L’éditorial présente absurdement la violence policière comme un problème de «commandement», et sa proposition revient à demander le remplacement de l’organisation de contrôle interne de la police «par une instance d’inspection réellement indépendante.»

En réalité, la volonté de Macron de créer un État policier s’inscrit dans le cadre d’un virage vers des formes autoritaires de gouvernement par les gouvernements capitalistes du monde entier. Elle est motivée par l’énorme croissance des inégalités sociales qui a été intensifiée par la pandémie de coronavirus et les préparatifs de la classe dirigeante pour réprimer brutalement l’opposition de la classe ouvrière. Au cours des deux dernières années, la police de Macron a battu des milliers de manifestants en «gilet jaune» et d’ouvriers en grève, a tiré sur des dizaines d’yeux avec des balles en caoutchouc et a fait exploser des mains avec des grenades paralysantes.

Le fait que cette répression ait été dirigée contre l’ensemble de la classe ouvrière démontre que la violence policière est fondamentalement un produit de l’oppression de classe, et non d’une oppression raciale.

La dernière agression contre Michel semble avoir été motivée, au moins en partie, par le racisme, qui est délibérément cultivé dans les forces de police par la classe dirigeante, où il existe une forte base de soutien à la droite néo-fasciste. La culture de la police fasciste vise à garantir que ces forces sont capables de violence brutale contre l’ensemble de la population active.

De plus, d’innombrables incidents similaires ont eu lieu contre des travailleurs de toutes les ethnies.
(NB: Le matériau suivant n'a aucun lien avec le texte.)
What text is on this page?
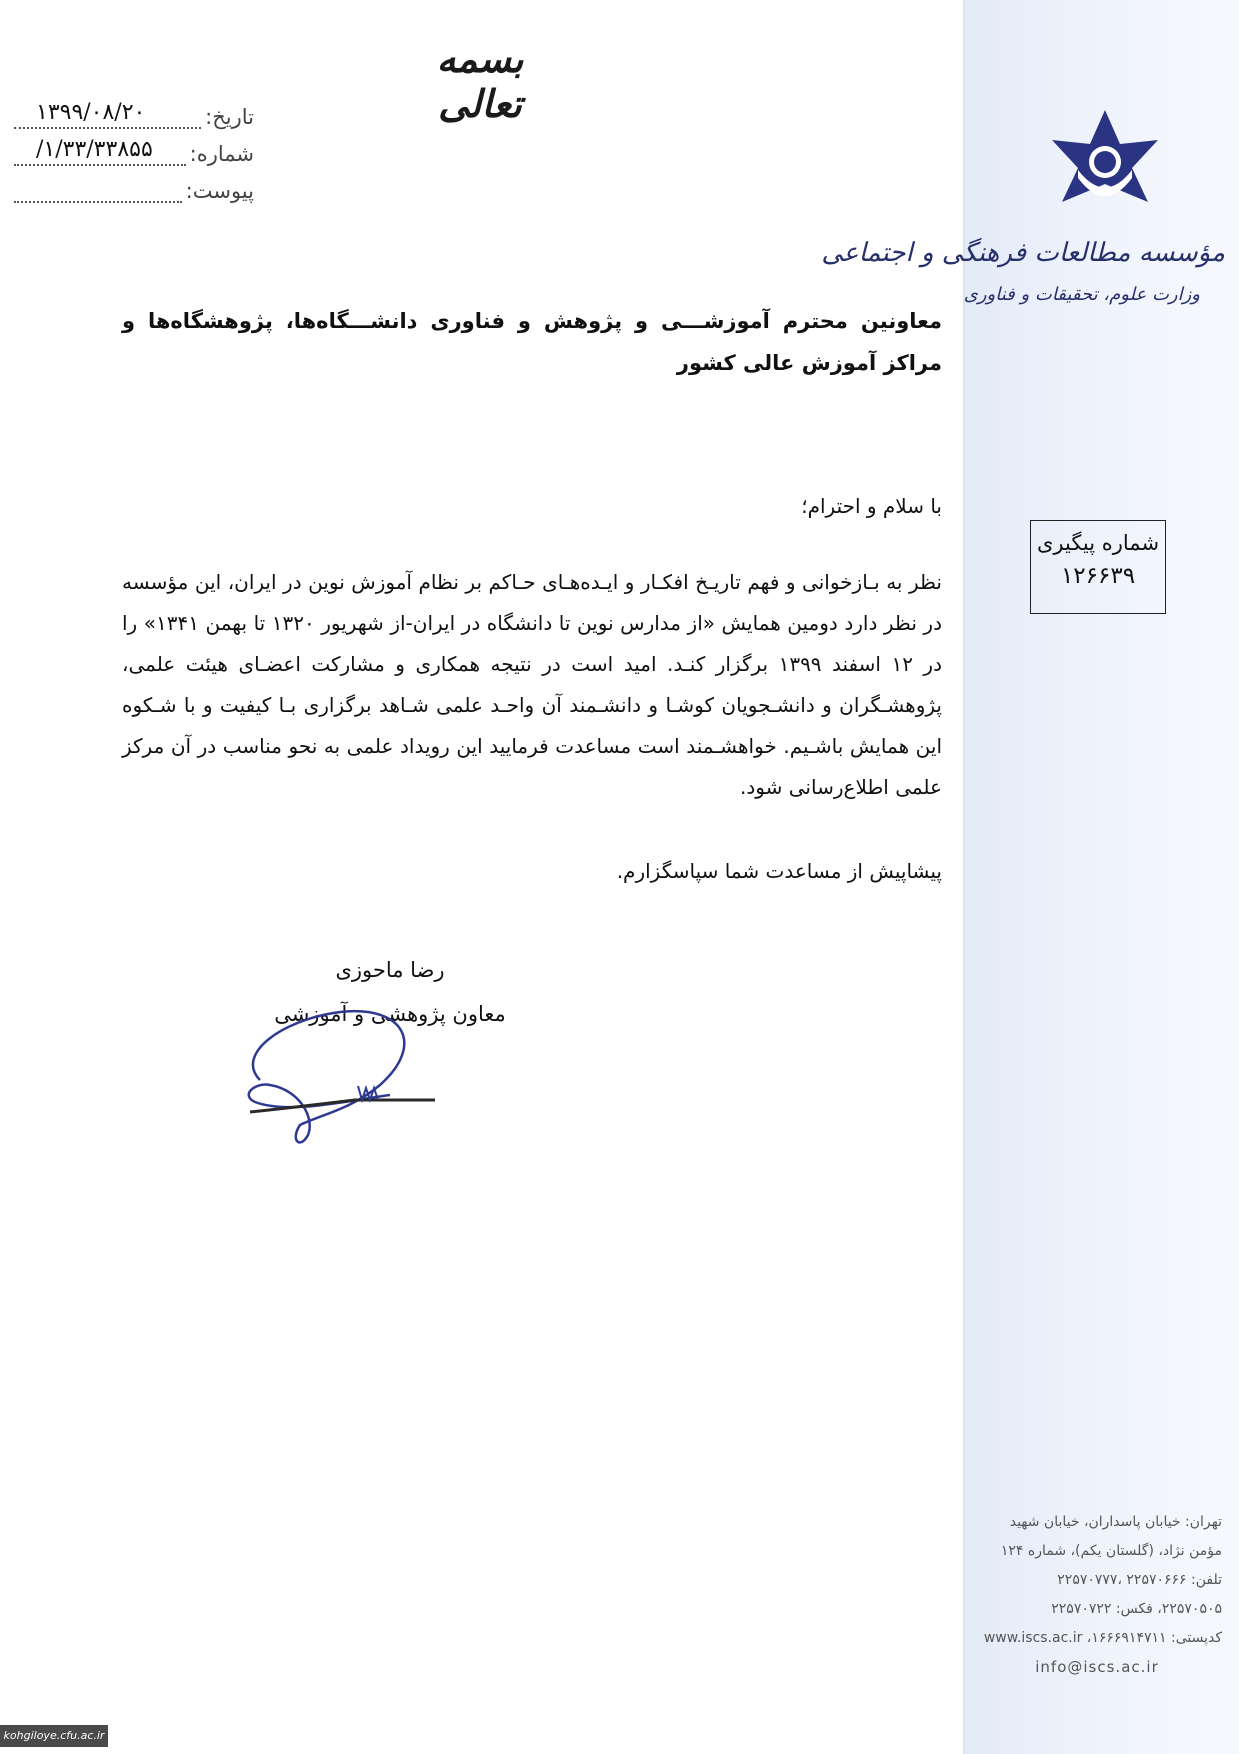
مؤسسه مطالعات فرهنگی و اجتماعی
وزارت علوم، تحقیقات و فناوری
تهران: خیابان پاسداران، خیابان شهید
مؤمن نژاد، (گلستان یکم)، شماره ۱۲۴
تلفن: ۲۲۵۷۰۶۶۶ ،۲۲۵۷۰۷۷۷
۲۲۵۷۰۵۰۵، فکس: ۲۲۵۷۰۷۲۲
کدپستی: ۱۶۶۶۹۱۴۷۱۱، www.iscs.ac.ir
info@iscs.ac.ir
شماره پیگیری
۱۲۶۶۳۹
بسمه تعالی
تاریخ:
۱۳۹۹/۰۸/۲۰
شماره:
/۱/۳۳/۳۳۸۵۵
پیوست:
معاونین محترم آموزشـــی و پژوهش و فناوری دانشـــگاه‌ها، پژوهشگاه‌ها و مراکز آموزش عالی کشور
با سلام و احترام؛
نظر به بـازخوانی و فهم تاریـخ افکـار و ایـده‌هـای حـاکم بر نظام آموزش نوین در ایران، این مؤسسه در نظر دارد دومین همایش «از مدارس نوین تا دانشگاه در ایران-از شهریور ۱۳۲۰ تا بهمن ۱۳۴۱» را در ۱۲ اسفند ۱۳۹۹ برگزار کنـد. امید است در نتیجه همکاری و مشارکت اعضـای هیئت علمی، پژوهشـگران و دانشـجویان کوشـا و دانشـمند آن واحـد علمی شـاهد برگزاری بـا کیفیت و با شـکوه این همایش باشـیم. خواهشـمند است مساعدت فرمایید این رویداد علمی به نحو مناسب در آن مرکز علمی اطلاع‌رسانی شود.
پیشاپیش از مساعدت شما سپاسگزارم.
رضا ماحوزی
معاون پژوهشی و آموزشی
kohgiloye.cfu.ac.ir
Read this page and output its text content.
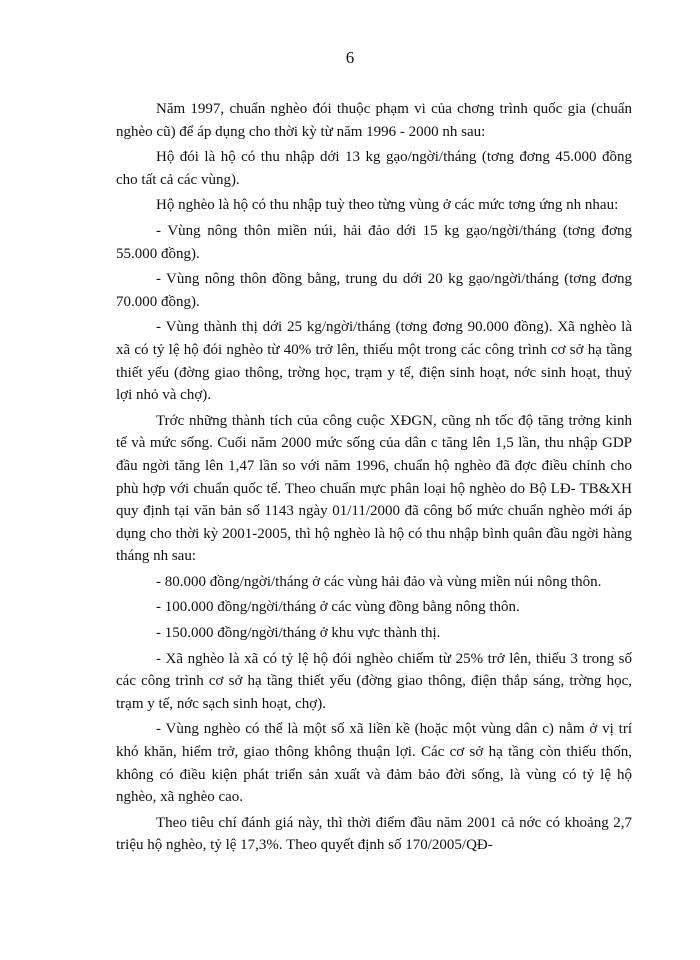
6

Năm 1997, chuẩn nghèo đói thuộc phạm vi của chơng trình quốc gia (chuẩn nghèo cũ) để áp dụng cho thời kỳ từ năm 1996 - 2000 nh sau:

Hộ đói là hộ có thu nhập dới 13 kg gạo/ngời/tháng (tơng đơng 45.000 đồng cho tất cả các vùng).

Hộ nghèo là hộ có thu nhập tuỳ theo từng vùng ở các mức tơng ứng nh nhau:

- Vùng nông thôn miền núi, hải đảo dới 15 kg gạo/ngời/tháng (tơng đơng 55.000 đồng).

- Vùng nông thôn đồng bằng, trung du dới 20 kg gạo/ngời/tháng (tơng đơng 70.000 đồng).

- Vùng thành thị dới 25 kg/ngời/tháng (tơng đơng 90.000 đồng). Xã nghèo là xã có tỷ lệ hộ đói nghèo từ 40% trở lên, thiếu một trong các công trình cơ sở hạ tầng thiết yếu (đờng giao thông, trờng học, trạm y tế, điện sinh hoạt, nớc sinh hoạt, thuỷ lợi nhỏ và chợ).

Trớc những thành tích của công cuộc XĐGN, cũng nh tốc độ tăng trởng kinh tế và mức sống. Cuối năm 2000 mức sống của dân c tăng lên 1,5 lần, thu nhập GDP đầu ngời tăng lên 1,47 lần so với năm 1996, chuẩn hộ nghèo đã đợc điều chỉnh cho phù hợp với chuẩn quốc tế. Theo chuẩn mực phân loại hộ nghèo do Bộ LĐ- TB&XH quy định tại văn bản số 1143 ngày 01/11/2000 đã công bố mức chuẩn nghèo mới áp dụng cho thời kỳ 2001-2005, thì hộ nghèo là hộ có thu nhập bình quân đầu ngời hàng tháng nh sau:

- 80.000 đồng/ngời/tháng ở các vùng hải đảo và vùng miền núi nông thôn.

- 100.000 đồng/ngời/tháng ở các vùng đồng bằng nông thôn.

- 150.000 đồng/ngời/tháng ở khu vực thành thị.

- Xã nghèo là xã có tỷ lệ hộ đói nghèo chiếm từ 25% trở lên, thiếu 3 trong số các công trình cơ sở hạ tầng thiết yếu (đờng giao thông, điện thắp sáng, trờng học, trạm y tế, nớc sạch sinh hoạt, chợ).

- Vùng nghèo có thể là một số xã liền kề (hoặc một vùng dân c) nằm ở vị trí khó khăn, hiểm trở, giao thông không thuận lợi. Các cơ sở hạ tầng còn thiếu thốn, không có điều kiện phát triển sản xuất và đảm bảo đời sống, là vùng có tỷ lệ hộ nghèo, xã nghèo cao.

Theo tiêu chí đánh giá này, thì thời điểm đầu năm 2001 cả nớc có khoảng 2,7 triệu hộ nghèo, tỷ lệ 17,3%. Theo quyết định số 170/2005/QĐ-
Le 3 janvier, la police a tué Cédric Chouviat, un chauffeur de livraison blanc, lors d’un contrôle routier, en s’agenouillant sur lui alors qu’il criait “J’étouffe” – la même phrase utilisée par George Floyd avant qu’il ne soit tué par la police au début de cette année aux États-Unis. En juin, Farida, une travailleuse sanitaire blanche d’origine arabe, a été filmée en train d’être violemment agressée par la police lors d’une manifestation réclamant une amélioration du financement de la santé.